Quelques heures plus tôt, le chef de la diplomatie espagnole, José Manuel Albares, assurait n’avoir « eu aucune conversation avec aucun représentant nord-américain » ni « reçu aucune plainte » concernant les bases de Rota et Morón, rappelant qu’elles sont utilisées « conjointement avec les États-Unis » et demeurent « sous souveraineté espagnole ».
« Non à la guerre ! », a répondu pour sa part mercredi le Premier ministre espagnol Pedro Sánchez à Donald Trump. « Nous sommes opposés à ce désastre », a-t-il poursuivi dans une allocution, estimant que cette position était partagée par « de nombreux autres gouvernements » et « des millions de citoyens et de citoyennes qui, dans toute l'Europe, en Amérique du Nord et au Moyen-Orient, ne demandent pas pour demain plus de guerre ou plus d'incertitude ». « Nous ne serons pas complices par peur de représailles », a-t-il ajouté.
« Ce n’est pas à Winston Churchill »
Au Royaume-Uni, la pression est tout aussi vive. Donald Trump a vertement critiqué le Premier ministre Keir Starmer, accusé de manquer de soutien dans la guerre au Moyen-Orient. « Ce n’est pas à Winston Churchill que nous avons affaire », a-t-il lancé, se disant « mécontent de Londres ».
Au cœur du différend figure la base stratégique de Diego Garcia, dans l’archipel des Chagos. Londres a d’abord refusé son utilisation pour les frappes contre l’Iran. « Le Royaume-Uni s’est montré très, très peu coopératif », a fulminé le président américain, se disant aussi « très déçu » par Keir Starmer. « C’est très triste de voir que la relation n’est manifestement plus ce qu’elle était », a-t-il déclaré au Sun. Il a également accusé le dirigeant travailliste d’avoir mis « beaucoup trop de temps » à donner son feu vert.
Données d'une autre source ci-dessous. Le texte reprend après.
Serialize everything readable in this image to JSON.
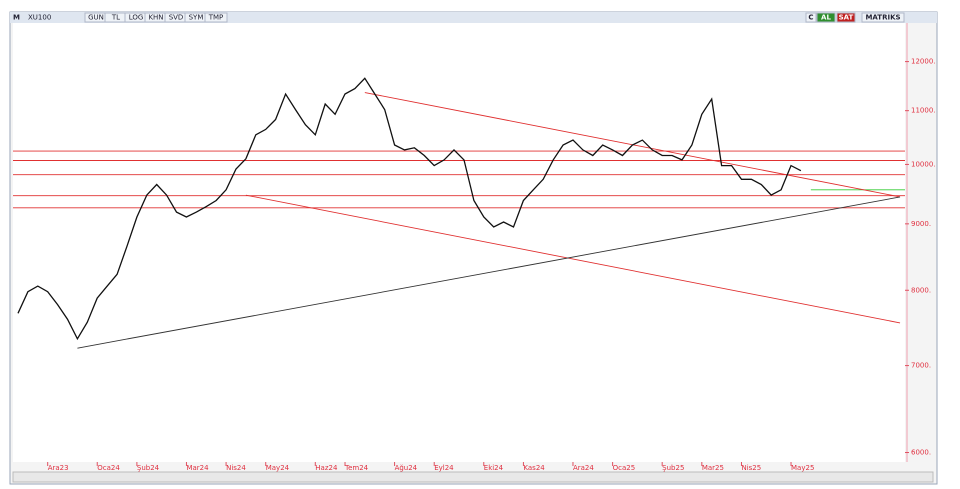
{
  "toolbar": {
    "menu": "M",
    "symbol": "XU100",
    "buttons": [
      "GUN",
      "TL",
      "LOG",
      "KHN",
      "SVD",
      "SYM",
      "TMP"
    ],
    "right_buttons": [
      "C",
      "AL",
      "SAT",
      "MATRIKS"
    ]
  },
  "chart_data": {
    "type": "line",
    "log_y": true,
    "color": "#111111",
    "categories": [
      null,
      null,
      null,
      "Ara23",
      null,
      null,
      null,
      null,
      "Oca24",
      null,
      null,
      null,
      "Şub24",
      null,
      null,
      null,
      null,
      "Mar24",
      null,
      null,
      null,
      "Nis24",
      null,
      null,
      null,
      "May24",
      null,
      null,
      null,
      null,
      "Haz24",
      null,
      null,
      "Tem24",
      null,
      null,
      null,
      null,
      "Ağu24",
      null,
      null,
      null,
      "Eyl24",
      null,
      null,
      null,
      null,
      "Eki24",
      null,
      null,
      null,
      "Kas24",
      null,
      null,
      null,
      null,
      "Ara24",
      null,
      null,
      null,
      "Oca25",
      null,
      null,
      null,
      null,
      "Şub25",
      null,
      null,
      null,
      "Mar25",
      null,
      null,
      null,
      "Nis25",
      null,
      null,
      null,
      null,
      "May25",
      null,
      null,
      null,
      null,
      null,
      null,
      null,
      null,
      null,
      null,
      null
    ],
    "values": [
      7680,
      7980,
      8060,
      7980,
      7800,
      7600,
      7340,
      7560,
      7890,
      8060,
      8230,
      8650,
      9110,
      9470,
      9650,
      9470,
      9190,
      9110,
      9190,
      9280,
      9380,
      9560,
      9920,
      10100,
      10540,
      10640,
      10830,
      11330,
      11020,
      10730,
      10540,
      11130,
      10930,
      11330,
      11440,
      11650,
      11330,
      11020,
      10350,
      10260,
      10300,
      10160,
      9980,
      10080,
      10260,
      10080,
      9380,
      9110,
      8950,
      9030,
      8950,
      9380,
      9560,
      9740,
      10080,
      10350,
      10440,
      10260,
      10160,
      10350,
      10260,
      10160,
      10350,
      10440,
      10260,
      10160,
      10160,
      10080,
      10350,
      10930,
      11230,
      9980,
      9980,
      9740,
      9740,
      9650,
      9470,
      9560,
      9980,
      9890,
      null,
      null,
      null,
      null,
      null,
      null,
      null,
      null,
      null,
      null
    ],
    "ylim": [
      5900,
      12850
    ],
    "yticks": [
      {
        "value": 6000,
        "label": "6000."
      },
      {
        "value": 7000,
        "label": "7000."
      },
      {
        "value": 8000,
        "label": "8000."
      },
      {
        "value": 9000,
        "label": "9000."
      },
      {
        "value": 10000,
        "label": "10000."
      },
      {
        "value": 11000,
        "label": "11000."
      },
      {
        "value": 12000,
        "label": "12000."
      }
    ],
    "levels": [
      {
        "value": 10240,
        "color": "#e03030"
      },
      {
        "value": 10070,
        "color": "#e03030"
      },
      {
        "value": 9820,
        "color": "#e03030"
      },
      {
        "value": 9460,
        "color": "#e03030"
      },
      {
        "value": 9260,
        "color": "#e03030"
      }
    ],
    "support": {
      "value": 9560,
      "from": 80,
      "color": "#33cc33"
    },
    "trendlines": [
      {
        "color": "#e03030",
        "from": [
          35,
          11360
        ],
        "to": [
          89,
          9440
        ]
      },
      {
        "color": "#e03030",
        "from": [
          23,
          9470
        ],
        "to": [
          89,
          7550
        ]
      },
      {
        "color": "#333333",
        "from": [
          6,
          7220
        ],
        "to": [
          89,
          9440
        ]
      }
    ]
  }
}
Londres a finalement autorisé l’usage de bases britanniques, dont celle de Fairford, et annoncé l’envoi d’un navire de guerre en Méditerranée orientale. Keir Starmer a toutefois défendu sa ligne au Parlement, affirmant avoir agi dans « l’intérêt national du Royaume-Uni » et soulignant que Washington avait exprimé « son désaccord avec notre décision de ne pas participer aux frappes initiales ».
Au-delà des frictions militaires, les propos de Donald Trump résonnent comme un avertissement économique. Le Royaume-Uni, qui se targuait d’avoir obtenu un traitement plus favorable que d’autres pays dans les discussions commerciales avec Washington, redoute désormais un durcissement. Les investisseurs scrutent l’évolution de cette « relation spéciale » vieille de 250 ans, pilier des échanges financiers et industriels transatlantiques.